Kediaman Keluarga Lewis - Pagi Hari
Cahaya matahari masuk dengan memaksa, menembus sisi jendela kamar yang tembus pandang. Pantulan cahaya tersebut langsung saja memenuhi selurus isi kamar yang sangat luas.
Beatrix menyingkap tirai jendela, dengan terpaksa iaharus membangunkan majikannya yang masih terlelap dan terbaring nyaman pada ranjangnya.
Alfred terbaring dengan posisi menelungkup, tanpa mengenakan pakaian atasan yang menempel.
Kembali Beatrix mengingat kejadian semalam, dima a ia dan Ella bersusah payah untuk menggantikan pakaian Alfred.

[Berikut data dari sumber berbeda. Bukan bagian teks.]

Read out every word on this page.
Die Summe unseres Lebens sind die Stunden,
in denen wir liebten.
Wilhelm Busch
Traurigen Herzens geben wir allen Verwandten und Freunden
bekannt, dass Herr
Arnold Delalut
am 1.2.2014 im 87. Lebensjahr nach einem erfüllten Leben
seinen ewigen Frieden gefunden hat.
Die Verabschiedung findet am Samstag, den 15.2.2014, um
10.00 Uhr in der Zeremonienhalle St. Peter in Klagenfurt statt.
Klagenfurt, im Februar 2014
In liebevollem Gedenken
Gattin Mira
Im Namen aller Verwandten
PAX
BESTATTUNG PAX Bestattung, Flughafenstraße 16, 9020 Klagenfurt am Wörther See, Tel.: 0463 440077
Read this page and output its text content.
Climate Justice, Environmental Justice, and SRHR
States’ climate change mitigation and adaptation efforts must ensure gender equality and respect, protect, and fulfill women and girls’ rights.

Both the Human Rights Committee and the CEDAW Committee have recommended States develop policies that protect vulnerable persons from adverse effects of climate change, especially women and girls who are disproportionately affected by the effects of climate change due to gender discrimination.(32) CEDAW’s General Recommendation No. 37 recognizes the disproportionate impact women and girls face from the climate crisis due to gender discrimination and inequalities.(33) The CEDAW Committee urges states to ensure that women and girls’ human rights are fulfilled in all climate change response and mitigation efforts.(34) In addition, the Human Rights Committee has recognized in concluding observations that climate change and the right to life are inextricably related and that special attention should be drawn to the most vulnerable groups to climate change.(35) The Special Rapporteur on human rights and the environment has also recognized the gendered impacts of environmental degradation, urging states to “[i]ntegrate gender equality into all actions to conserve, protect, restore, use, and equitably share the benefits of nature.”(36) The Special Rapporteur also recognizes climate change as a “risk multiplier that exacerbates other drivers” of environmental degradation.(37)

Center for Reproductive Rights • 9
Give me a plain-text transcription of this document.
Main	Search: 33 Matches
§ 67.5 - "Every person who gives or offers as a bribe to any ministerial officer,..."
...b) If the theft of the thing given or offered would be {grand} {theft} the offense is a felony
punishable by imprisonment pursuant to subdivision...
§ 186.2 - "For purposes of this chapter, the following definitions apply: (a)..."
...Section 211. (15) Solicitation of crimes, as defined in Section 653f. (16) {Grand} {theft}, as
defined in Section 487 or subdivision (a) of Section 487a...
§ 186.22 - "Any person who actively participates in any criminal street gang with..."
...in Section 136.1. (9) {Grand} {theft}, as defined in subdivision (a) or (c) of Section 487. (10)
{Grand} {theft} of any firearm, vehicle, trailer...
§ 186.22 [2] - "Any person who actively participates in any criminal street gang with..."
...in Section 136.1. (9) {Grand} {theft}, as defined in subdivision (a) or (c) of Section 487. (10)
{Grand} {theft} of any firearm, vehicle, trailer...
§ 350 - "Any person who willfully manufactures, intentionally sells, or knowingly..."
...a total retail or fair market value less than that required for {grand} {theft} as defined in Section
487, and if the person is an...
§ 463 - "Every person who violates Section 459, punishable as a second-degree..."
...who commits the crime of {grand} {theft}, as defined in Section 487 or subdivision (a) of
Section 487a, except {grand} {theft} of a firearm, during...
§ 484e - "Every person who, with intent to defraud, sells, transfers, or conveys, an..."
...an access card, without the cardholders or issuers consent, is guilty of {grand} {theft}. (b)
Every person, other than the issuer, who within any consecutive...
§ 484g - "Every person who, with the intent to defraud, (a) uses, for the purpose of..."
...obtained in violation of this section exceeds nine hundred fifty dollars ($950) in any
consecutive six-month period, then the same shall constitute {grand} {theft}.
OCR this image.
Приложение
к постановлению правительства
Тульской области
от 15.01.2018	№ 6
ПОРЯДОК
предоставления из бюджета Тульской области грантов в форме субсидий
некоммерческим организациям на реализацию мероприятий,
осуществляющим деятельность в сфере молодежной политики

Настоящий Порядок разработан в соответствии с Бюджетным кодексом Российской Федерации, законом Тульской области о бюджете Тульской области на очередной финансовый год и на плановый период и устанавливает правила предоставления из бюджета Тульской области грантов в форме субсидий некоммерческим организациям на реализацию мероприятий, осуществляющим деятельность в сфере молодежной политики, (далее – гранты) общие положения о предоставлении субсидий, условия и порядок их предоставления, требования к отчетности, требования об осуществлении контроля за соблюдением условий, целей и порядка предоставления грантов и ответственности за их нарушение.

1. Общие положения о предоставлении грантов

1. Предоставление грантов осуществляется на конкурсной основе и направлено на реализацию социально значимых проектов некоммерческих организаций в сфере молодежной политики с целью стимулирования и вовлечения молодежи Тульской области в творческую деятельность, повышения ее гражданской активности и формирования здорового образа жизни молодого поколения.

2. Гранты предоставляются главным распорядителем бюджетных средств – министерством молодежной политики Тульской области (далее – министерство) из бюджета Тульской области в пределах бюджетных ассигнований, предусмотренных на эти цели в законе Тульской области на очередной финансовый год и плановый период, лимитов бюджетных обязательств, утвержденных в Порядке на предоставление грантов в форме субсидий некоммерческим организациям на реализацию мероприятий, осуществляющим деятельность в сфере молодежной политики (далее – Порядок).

Tapi lelaki itu berkali-kali terus mengeluarkan isi perutnya. Sampai akhirnya ia dan Ella memutuskan untuk menutupi tubuh alfred hanya dengan selimut yang tebal, itupun setelah ketiga kalinya Alfred berganti pakaian.
"Tuan Alfred.." Panggil Beatrix,
suaranya tidak terlalu nyaring tapi cukup terdengar jelas pada telinga Alfred. Alfred mengerjapkan matanya, telapak tangannya masih berusaha menutupi sebagian besar wajahnya yang tersorot sinar. Pantulan sinar yang terang, cukup membuat penglihatannya memudar.
Bayangan Beatrix lama kelamaan semakin jelas. Wanita itu mengenakan dress hitam dengan kancing bulat putih besar yang berjejer rapi pada bagian tengah dress-nya.
"Beatrix..? apa yang sedang kau lakukan?"
Alfred sudah membuka kedua matanya, seketika merasakan rasa pusing dibagian kepalanya. Ia merasa kepalanya masih terus berputar-putar, rasa mual tiba-tiba melandanya.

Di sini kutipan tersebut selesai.